Peter Zwamborn: Positivement. C'est en fait ceux auxquels je m'attendais il y a trois ans, et qui constituaient mon assomption de départ. J'ai moi-même été très surpris par mes propres résultats.

- Faut-il dès lors considérer votre étude comme nulle?

- Pas du tout. Mes travaux, les premiers du genre, étaient exploratoires. Vus mes résultats, j'ai rejeté mon hypothèse originelle.
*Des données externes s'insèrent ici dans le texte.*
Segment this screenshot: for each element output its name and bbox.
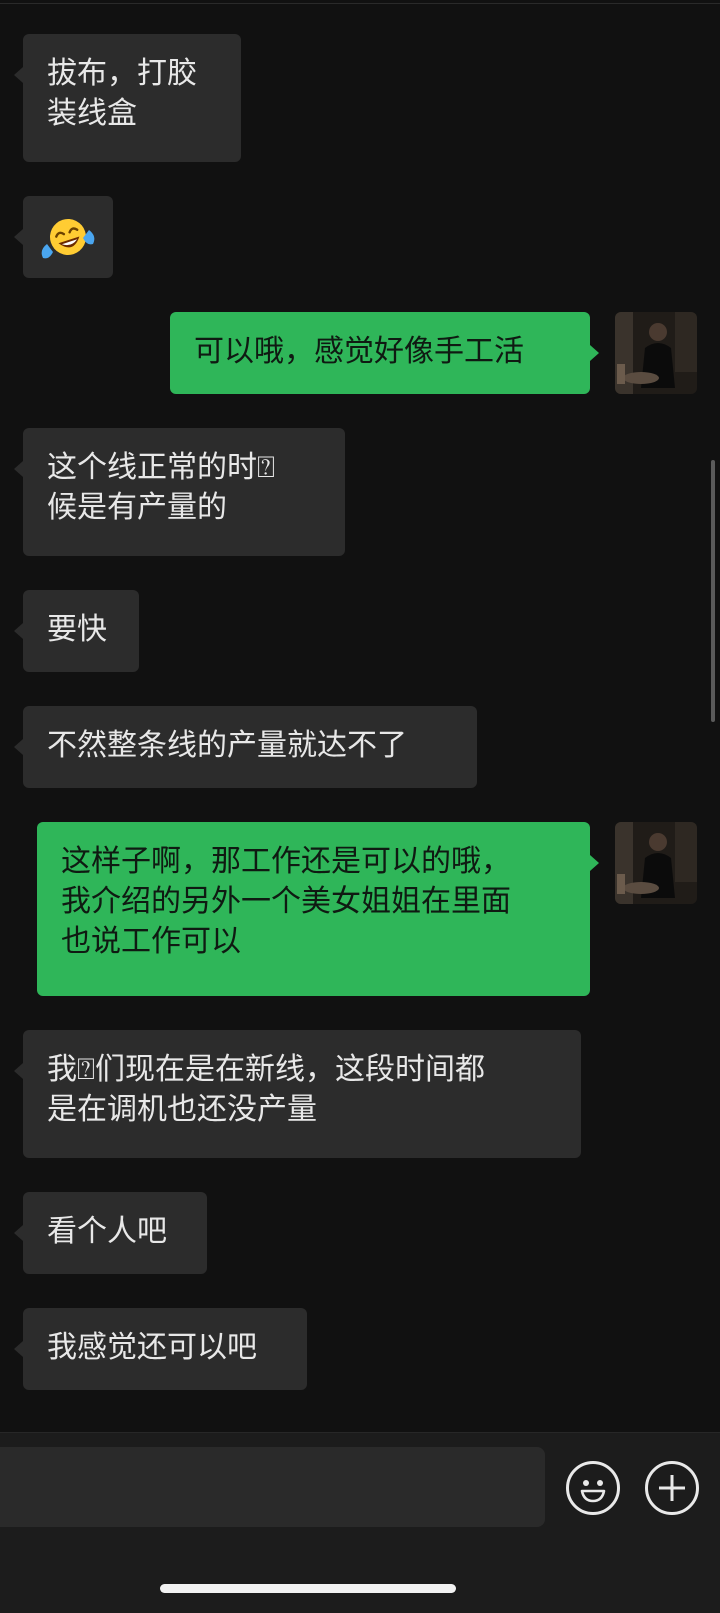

Sur cette base, Peter Achermann et son équipe ont établi un nouveau protocole, focalisé sur un effet possible des ondes provenant des antennes UMTS. Ils ont fait un pas en avant. C'est comme cela que fonctionne la science. La validité de l'étude suisse est meilleure, mais pas définitive. Car il reste certains éléments à évaluer. Par exemple: plus les sujets semblaient percevoir la présence d'un champ électromagnétique, plus leur bien-être subjectif se dégradait. Des aspects psychologiques entreraient-ils en jeu?

- Votre étude avait induit des réactions en Suisse, dans les milieux politiques et administratifs. Qu'en pensez-vous?

- Dans ce domaine de recherches, rien n'est encore blanc ou noir. Il nous manque par exemple les mécanismes biologiques, s'ils existent, qui lieraient exposition au rayonnement et conséquences pathologiques. Les scientifiques sont dans une phase d'acquisition de connaissances. Je ne pouvais préjuger de l'utilisation qui allait être faite de mes résultats. J'avais d'ailleurs recommandé de ne pas en tirer des conclusions législatives définitives trop hâtivement.